While there can be no doubt whatsoever that failing EU electrical standards in any way is unacceptable for any device, the recent headlines stating that “Kodi Boxes Can Kill Their Owners” are sensational at best and don’t present the full picture.
As reported this weekend, simply not having a recognized branding on such devices means that they fail electrical standards, with non-genuine phone chargers presenting a greater risk around the UK.
Finally, the government offers some advice for people who either want to get off the ISD gravy train or ensure that others don’t benefit from it.
“These devices can be used legally by removing the software. If you are unsure get advice to help you use the device legally. If you wish to watch content that’s only available via subscription, such as sports, you should approach the relevant provider to find out about legal ways to watch,” the IPO advises.
“Get it Right from a Genuine Site helps you get the music, TV, films, games, books, newspapers, magazines and sport that you love from genuine services.”

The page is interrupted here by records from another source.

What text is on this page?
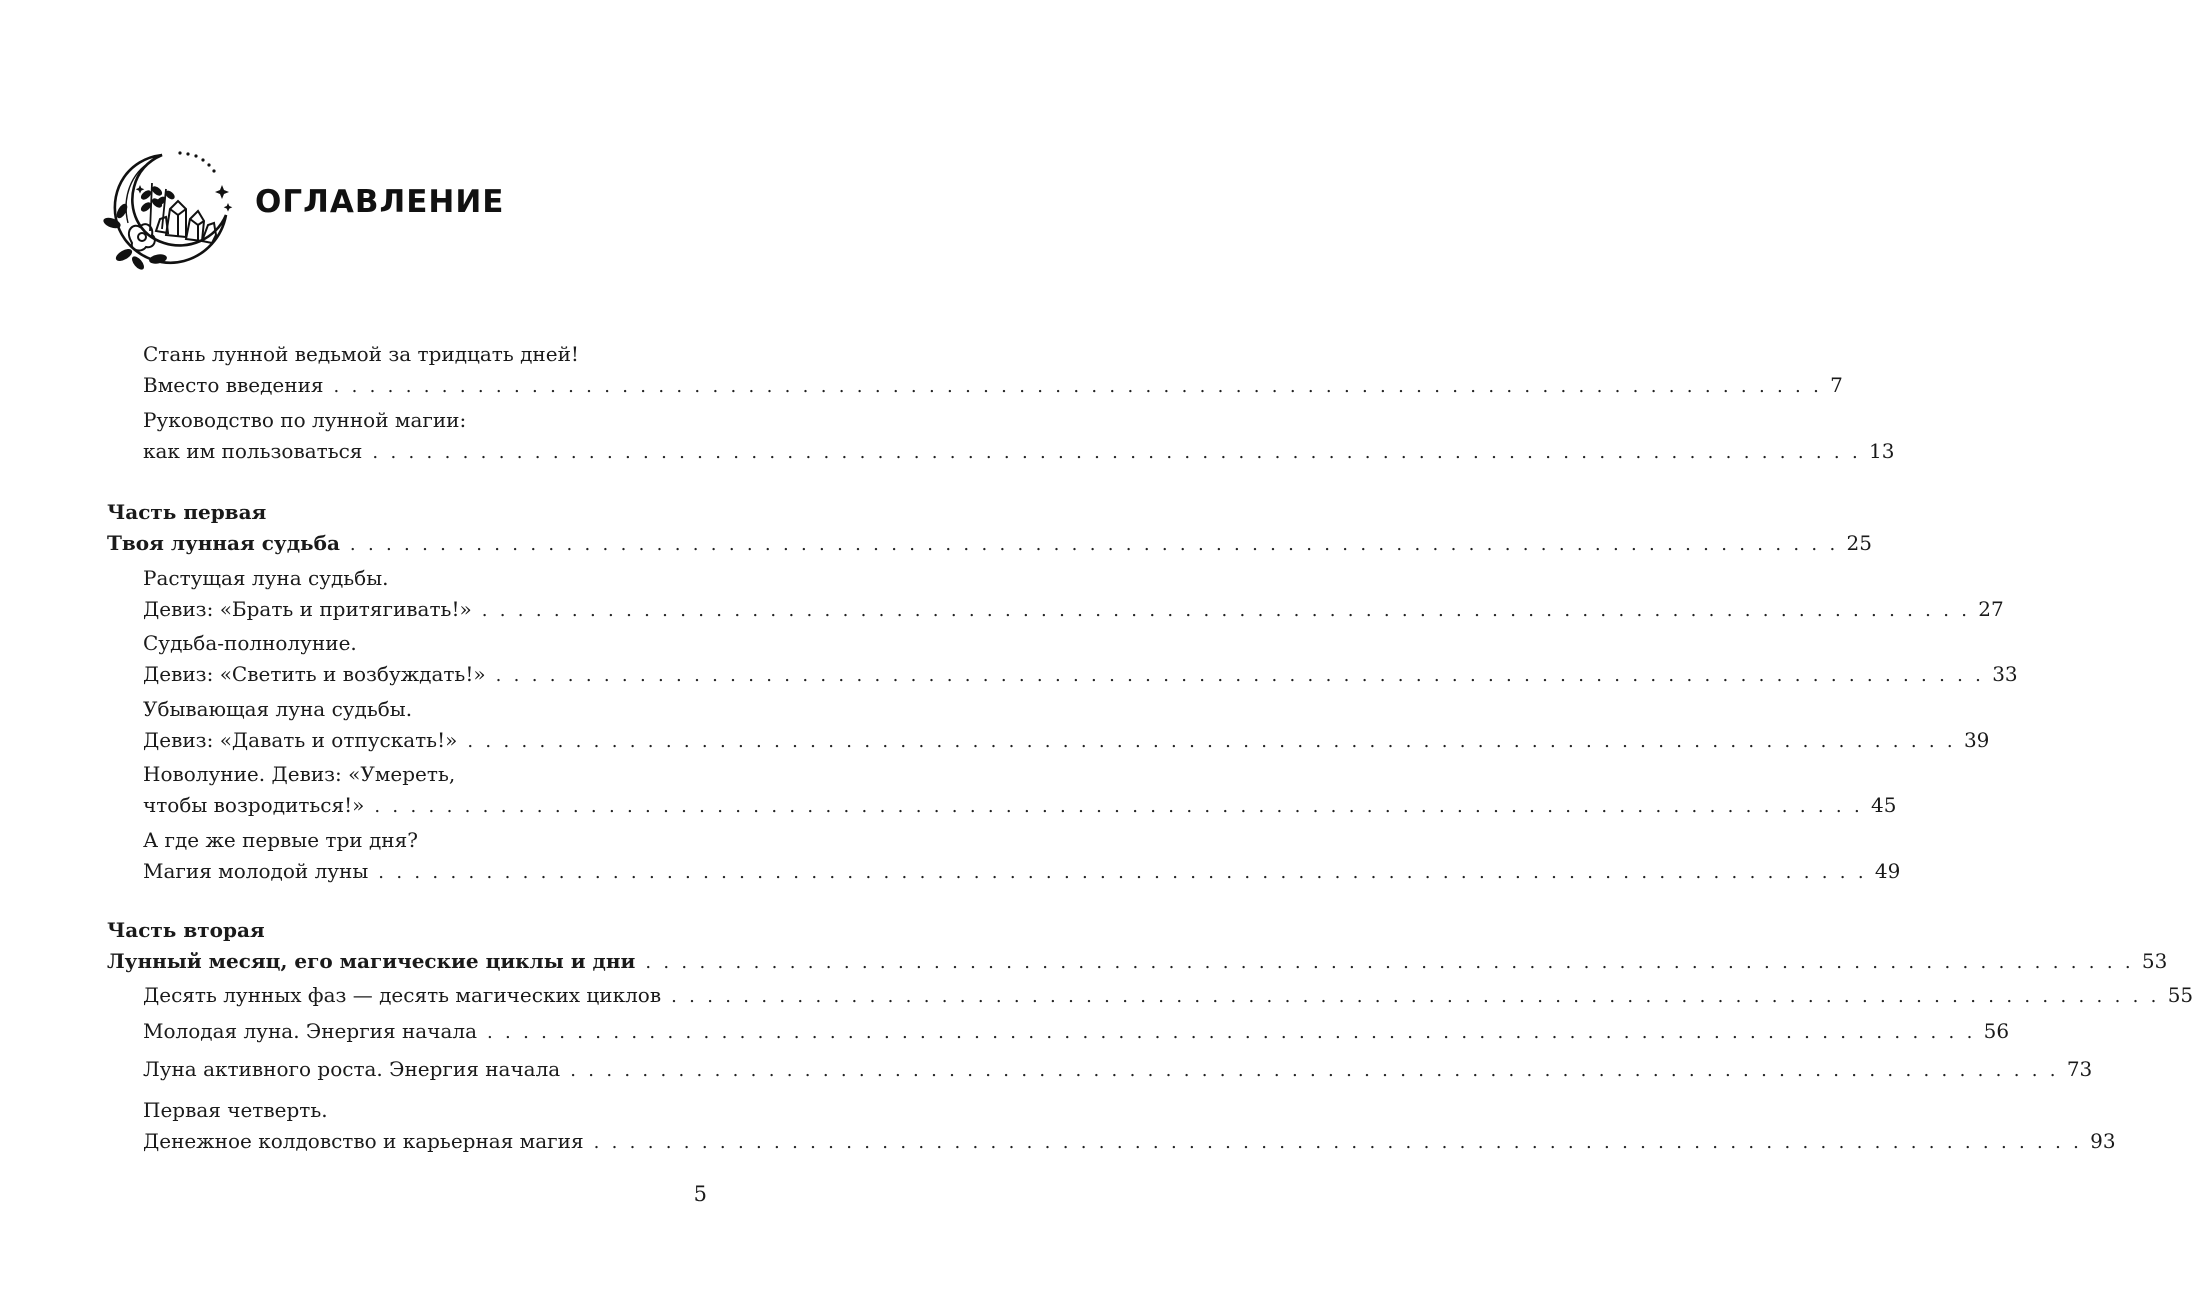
ОГЛАВЛЕНИЕ
Стань лунной ведьмой за тридцать дней!
Вместо введения . . . . . . . . . . . . . . . . . . . . . . . . . . . . . . . . . . . . . . . . . . . . . . . . . . . . . . . . . . . . . . . . . . . . . . . . . . . . . . . . . . . 7
Руководство по лунной магии:
как им пользоваться . . . . . . . . . . . . . . . . . . . . . . . . . . . . . . . . . . . . . . . . . . . . . . . . . . . . . . . . . . . . . . . . . . . . . . . . . . . . . . . . . . . 13
Часть первая
Твоя лунная судьба . . . . . . . . . . . . . . . . . . . . . . . . . . . . . . . . . . . . . . . . . . . . . . . . . . . . . . . . . . . . . . . . . . . . . . . . . . . . . . . . . . . 25
Растущая луна судьбы.
Девиз: «Брать и притягивать!» . . . . . . . . . . . . . . . . . . . . . . . . . . . . . . . . . . . . . . . . . . . . . . . . . . . . . . . . . . . . . . . . . . . . . . . . . . . . . . . . . . . 27
Судьба-полнолуние.
Девиз: «Светить и возбуждать!» . . . . . . . . . . . . . . . . . . . . . . . . . . . . . . . . . . . . . . . . . . . . . . . . . . . . . . . . . . . . . . . . . . . . . . . . . . . . . . . . . . . 33
Убывающая луна судьбы.
Девиз: «Давать и отпускать!» . . . . . . . . . . . . . . . . . . . . . . . . . . . . . . . . . . . . . . . . . . . . . . . . . . . . . . . . . . . . . . . . . . . . . . . . . . . . . . . . . . . 39
Новолуние. Девиз: «Умереть,
чтобы возродиться!» . . . . . . . . . . . . . . . . . . . . . . . . . . . . . . . . . . . . . . . . . . . . . . . . . . . . . . . . . . . . . . . . . . . . . . . . . . . . . . . . . . . 45
А где же первые три дня?
Магия молодой луны . . . . . . . . . . . . . . . . . . . . . . . . . . . . . . . . . . . . . . . . . . . . . . . . . . . . . . . . . . . . . . . . . . . . . . . . . . . . . . . . . . . 49
Часть вторая
Лунный месяц, его магические циклы и дни . . . . . . . . . . . . . . . . . . . . . . . . . . . . . . . . . . . . . . . . . . . . . . . . . . . . . . . . . . . . . . . . . . . . . . . . . . . . . . . . . . . 53
Десять лунных фаз — десять магических циклов . . . . . . . . . . . . . . . . . . . . . . . . . . . . . . . . . . . . . . . . . . . . . . . . . . . . . . . . . . . . . . . . . . . . . . . . . . . . . . . . . . . 55
Молодая луна. Энергия начала . . . . . . . . . . . . . . . . . . . . . . . . . . . . . . . . . . . . . . . . . . . . . . . . . . . . . . . . . . . . . . . . . . . . . . . . . . . . . . . . . . . 56
Луна активного роста. Энергия начала . . . . . . . . . . . . . . . . . . . . . . . . . . . . . . . . . . . . . . . . . . . . . . . . . . . . . . . . . . . . . . . . . . . . . . . . . . . . . . . . . . . 73
Первая четверть.
Денежное колдовство и карьерная магия . . . . . . . . . . . . . . . . . . . . . . . . . . . . . . . . . . . . . . . . . . . . . . . . . . . . . . . . . . . . . . . . . . . . . . . . . . . . . . . . . . . 93
5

And, if the public thinks that people selling such devices deserve a visit from the authorities, people are asked to report them to the Crimestoppers charity via an anonymous hotline.
The government’s guidance is exactly what one might expect, given that the advisory is likely to have been strongly assisted by companies including the Federation Against Copyright Theft, Premier League, and Sky, who have taken the lead in this area during the past year or so.
The big question is, however, whether many people using these devices really believe that obtaining subscription TV, movies, and sports for next to free is 100% legal. If there are people out there they must be in the minority but at least the government itself is now putting them on the right path.